Response: The severity score is calculated based on multiple parameters that may not be apparent phenotypically.  For example, a score of 1 was automatically assigned to all mice in the group (in the cage) with diarrhea. This for example could not be assessed as an individual character and thus increases the overall score.  What we see in the DQ treated mouse is the obvious improvement in cGvHD associated skin lesions and ear fibrosis, which is corroborated by the data on the histology of the skin and liver. On the other hand, the disease severity score seems to indicate that not all parameters associated with cGvHD might be affected upon DQ treatment. 

5. Several figures such as Figure 1A is too fuzzy and small to be appreciated. In addition, Figure２E-I referred in the text are missing, which is precluding appropriate evaluation of this paper.

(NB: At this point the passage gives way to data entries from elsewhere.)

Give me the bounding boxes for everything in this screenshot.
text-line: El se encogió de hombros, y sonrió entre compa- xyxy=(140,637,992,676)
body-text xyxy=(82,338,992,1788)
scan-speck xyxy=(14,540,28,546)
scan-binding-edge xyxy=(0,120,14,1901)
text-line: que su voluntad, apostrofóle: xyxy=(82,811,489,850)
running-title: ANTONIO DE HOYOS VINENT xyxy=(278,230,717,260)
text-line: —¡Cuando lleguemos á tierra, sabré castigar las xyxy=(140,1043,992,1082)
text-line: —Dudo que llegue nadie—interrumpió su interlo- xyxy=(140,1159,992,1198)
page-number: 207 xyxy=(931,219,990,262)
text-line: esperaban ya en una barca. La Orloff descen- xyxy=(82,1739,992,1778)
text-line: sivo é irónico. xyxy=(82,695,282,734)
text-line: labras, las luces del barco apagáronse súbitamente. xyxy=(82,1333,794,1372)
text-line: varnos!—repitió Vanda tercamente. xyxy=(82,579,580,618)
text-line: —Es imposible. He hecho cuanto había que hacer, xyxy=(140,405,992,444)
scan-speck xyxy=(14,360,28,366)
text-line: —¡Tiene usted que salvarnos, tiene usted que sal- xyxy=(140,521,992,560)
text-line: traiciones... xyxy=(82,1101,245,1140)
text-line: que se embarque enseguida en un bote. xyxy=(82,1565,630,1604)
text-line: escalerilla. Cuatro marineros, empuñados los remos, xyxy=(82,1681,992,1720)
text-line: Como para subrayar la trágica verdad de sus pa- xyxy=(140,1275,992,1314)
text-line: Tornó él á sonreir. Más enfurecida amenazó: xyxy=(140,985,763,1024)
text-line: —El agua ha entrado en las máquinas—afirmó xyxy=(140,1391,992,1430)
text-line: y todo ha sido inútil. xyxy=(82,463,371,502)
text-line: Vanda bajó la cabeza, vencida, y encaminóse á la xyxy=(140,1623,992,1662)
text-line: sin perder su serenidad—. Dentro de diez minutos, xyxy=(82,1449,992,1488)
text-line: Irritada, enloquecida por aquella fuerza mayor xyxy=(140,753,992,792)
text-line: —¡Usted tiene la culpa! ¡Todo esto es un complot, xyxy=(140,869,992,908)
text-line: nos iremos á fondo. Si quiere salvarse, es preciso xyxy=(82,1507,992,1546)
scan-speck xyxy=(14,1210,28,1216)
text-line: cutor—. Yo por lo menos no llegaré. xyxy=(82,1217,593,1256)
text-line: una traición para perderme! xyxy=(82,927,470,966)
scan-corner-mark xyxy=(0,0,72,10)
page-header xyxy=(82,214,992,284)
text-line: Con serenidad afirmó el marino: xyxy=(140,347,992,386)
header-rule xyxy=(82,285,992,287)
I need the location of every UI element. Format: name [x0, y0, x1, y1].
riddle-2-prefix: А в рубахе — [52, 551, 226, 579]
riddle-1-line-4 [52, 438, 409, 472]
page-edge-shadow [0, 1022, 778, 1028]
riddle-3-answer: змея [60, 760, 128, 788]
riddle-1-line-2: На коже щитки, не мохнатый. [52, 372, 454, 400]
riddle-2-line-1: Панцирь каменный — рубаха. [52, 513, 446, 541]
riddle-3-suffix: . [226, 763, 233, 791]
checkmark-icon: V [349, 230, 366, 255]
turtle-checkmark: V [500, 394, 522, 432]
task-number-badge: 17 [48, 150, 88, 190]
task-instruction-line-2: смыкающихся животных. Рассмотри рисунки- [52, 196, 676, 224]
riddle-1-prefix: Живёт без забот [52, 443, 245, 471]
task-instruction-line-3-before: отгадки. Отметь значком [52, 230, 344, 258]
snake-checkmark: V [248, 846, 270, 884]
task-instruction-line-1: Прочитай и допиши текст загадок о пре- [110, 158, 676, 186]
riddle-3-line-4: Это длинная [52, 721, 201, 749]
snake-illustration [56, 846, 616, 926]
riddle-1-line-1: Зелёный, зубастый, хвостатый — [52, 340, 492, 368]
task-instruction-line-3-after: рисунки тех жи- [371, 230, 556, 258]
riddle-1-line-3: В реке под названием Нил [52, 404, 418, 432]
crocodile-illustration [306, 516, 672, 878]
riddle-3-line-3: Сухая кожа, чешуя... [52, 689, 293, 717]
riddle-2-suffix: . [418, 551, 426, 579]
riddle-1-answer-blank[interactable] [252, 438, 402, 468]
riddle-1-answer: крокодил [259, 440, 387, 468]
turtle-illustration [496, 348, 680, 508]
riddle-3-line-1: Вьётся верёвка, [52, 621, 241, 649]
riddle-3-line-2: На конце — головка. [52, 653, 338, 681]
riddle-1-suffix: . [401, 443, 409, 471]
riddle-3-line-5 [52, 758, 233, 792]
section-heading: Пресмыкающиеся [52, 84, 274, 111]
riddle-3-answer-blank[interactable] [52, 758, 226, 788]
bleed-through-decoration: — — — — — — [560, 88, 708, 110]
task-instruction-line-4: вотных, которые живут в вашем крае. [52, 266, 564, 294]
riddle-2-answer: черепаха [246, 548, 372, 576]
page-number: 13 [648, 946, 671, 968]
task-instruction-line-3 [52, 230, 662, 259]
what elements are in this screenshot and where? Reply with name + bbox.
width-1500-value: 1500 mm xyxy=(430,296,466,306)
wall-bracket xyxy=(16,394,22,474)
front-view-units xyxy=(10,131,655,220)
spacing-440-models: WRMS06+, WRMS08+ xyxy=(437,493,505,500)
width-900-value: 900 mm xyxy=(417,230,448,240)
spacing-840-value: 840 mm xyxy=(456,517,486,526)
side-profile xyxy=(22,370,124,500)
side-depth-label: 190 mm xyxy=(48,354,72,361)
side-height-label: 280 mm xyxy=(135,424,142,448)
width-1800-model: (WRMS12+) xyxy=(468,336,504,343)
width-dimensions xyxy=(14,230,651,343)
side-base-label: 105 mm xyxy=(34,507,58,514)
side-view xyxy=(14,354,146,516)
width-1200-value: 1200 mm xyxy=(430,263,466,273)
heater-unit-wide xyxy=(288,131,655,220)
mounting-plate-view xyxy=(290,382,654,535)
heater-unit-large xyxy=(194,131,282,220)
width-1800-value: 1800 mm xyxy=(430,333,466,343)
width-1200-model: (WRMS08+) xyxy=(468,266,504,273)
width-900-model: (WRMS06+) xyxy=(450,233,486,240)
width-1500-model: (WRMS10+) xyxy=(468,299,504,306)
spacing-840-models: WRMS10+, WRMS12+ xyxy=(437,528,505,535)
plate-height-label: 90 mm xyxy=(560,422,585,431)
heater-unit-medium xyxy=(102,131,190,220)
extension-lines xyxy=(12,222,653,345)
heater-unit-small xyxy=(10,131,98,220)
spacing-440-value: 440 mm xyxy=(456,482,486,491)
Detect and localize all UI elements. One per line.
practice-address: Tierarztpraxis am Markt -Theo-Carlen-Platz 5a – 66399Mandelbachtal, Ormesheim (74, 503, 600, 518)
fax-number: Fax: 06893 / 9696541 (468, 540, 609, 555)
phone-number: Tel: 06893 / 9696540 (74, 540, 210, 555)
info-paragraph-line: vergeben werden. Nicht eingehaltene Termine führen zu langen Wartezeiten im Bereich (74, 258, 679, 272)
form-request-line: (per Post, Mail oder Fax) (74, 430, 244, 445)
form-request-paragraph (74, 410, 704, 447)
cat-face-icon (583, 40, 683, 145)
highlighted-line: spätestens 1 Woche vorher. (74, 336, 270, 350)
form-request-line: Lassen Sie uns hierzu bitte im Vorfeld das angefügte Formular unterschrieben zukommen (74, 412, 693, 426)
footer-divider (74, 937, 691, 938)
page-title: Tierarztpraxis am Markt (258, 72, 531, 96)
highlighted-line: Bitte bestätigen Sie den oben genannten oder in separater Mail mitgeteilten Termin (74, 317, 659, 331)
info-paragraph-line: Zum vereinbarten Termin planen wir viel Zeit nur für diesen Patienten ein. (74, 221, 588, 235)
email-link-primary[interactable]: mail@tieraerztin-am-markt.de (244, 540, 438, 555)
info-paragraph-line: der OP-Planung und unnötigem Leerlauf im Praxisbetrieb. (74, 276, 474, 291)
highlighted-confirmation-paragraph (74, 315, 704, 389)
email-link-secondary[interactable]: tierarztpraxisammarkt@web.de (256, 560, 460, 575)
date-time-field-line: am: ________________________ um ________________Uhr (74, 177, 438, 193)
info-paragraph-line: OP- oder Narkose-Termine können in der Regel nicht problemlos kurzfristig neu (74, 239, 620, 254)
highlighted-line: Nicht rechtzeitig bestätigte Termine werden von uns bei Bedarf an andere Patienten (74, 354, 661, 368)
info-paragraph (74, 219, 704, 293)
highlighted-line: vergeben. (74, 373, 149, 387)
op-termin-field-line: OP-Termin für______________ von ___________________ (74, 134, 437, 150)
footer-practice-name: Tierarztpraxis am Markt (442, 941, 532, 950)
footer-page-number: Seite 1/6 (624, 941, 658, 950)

Response: We apologize for the oversight.  We have included improved quality of Figure 1.  Figures 2E-I were somehow removed from our submission but have been included in the revised version. 

 References

1. Saccon TD, Nagpal R, Yadav H, Cavalcante MB, Nunes ADC, Schneider A, et al. Senolytic Combination of Dasatinib and Quercetin Alleviates Intestinal Senescence and Inflammation and Modulates the Gut Microbiome in Aged Mice. J Gerontol A Biol Sci Med Sci. 2021;76(11):1895-905.
2. Ota H, Kodama A. Dasatinib plus quercetin attenuates some frailty characteristics in SAMP10 mice. Scientific Reports. 2022;12(1):2425.
3. Novais EJ, Tran VA, Johnston SN, Darris KR, Roupas AJ, Sessions GA, et al. Long-term treatment with senolytic drugs Dasatinib and Quercetin ameliorates age-dependent intervertebral disc degeneration in mice. Nature Communications. 2021;12(1):5213.
4. Ermogenous C, Green C, Jackson T, Ferguson M, Lord JM. Treating age-related multimorbidity: the drug discovery challenge. Drug discovery today. 2020;25(8):1403-15.
5. Hickson LJ, Langhi Prata LGP, Bobart SA, Evans TK, Giorgadze N, Hashmi SK, et al. Senolytics decrease senescent cells in humans: Preliminary report from a clinical trial of Dasatinib plus Quercetin in individuals with diabetic kidney disease. EBioMedicine. 2019;47:446-56.
6. Cavalcante MB, Saccon TD, Nunes ADC, Kirkland JL, Tchkonia T, Schneider A, et al. Dasatinib plus quercetin prevents uterine age-related dysfunction and fibrosis in mice. Aging (Albany NY). 2020;12(3):2711-22.
7. Yamane M, Sato S, Shimizu E, Shibata S, Hayano M, Yaguchi T, et al. Senescence-associated secretory phenotype promotes chronic ocular graft-vs-host disease in mice and humans. Faseb j. 2020;34(8):10778-800.
8. Wang Y, Liu J, Ma X, Cui C, Deenik PR, Henderson PKP, et al. Real-time imaging of senescence in tumors with DNA damage. Sci Rep. 2019;9(1):2102.
9. Omori S, Wang TW, Johmura Y, Kanai T, Nakano Y, Kido T, et al. Generation of a p16 Reporter Mouse and Its Use to Characterize and Target p16(high) Cells In Vivo. Cell metabolism. 2020;32(5):814-28.e6.

Round 2

Reviewer 2 Report

In this revised manuscript, the authors have provided background rationale of dasatinib and quercetin treatment by citing related papers. This reviewer now understands the authors’ claim that the main purpose of this study is to establish a proof-of-concept model to test the therapeutic potential of senolysis using dasatinib and quercetin on murine cGvHD. Although the underlying mechanisms remain to be elucidated, this reviewer agrees that those issues are beyond the scope of this pilot study.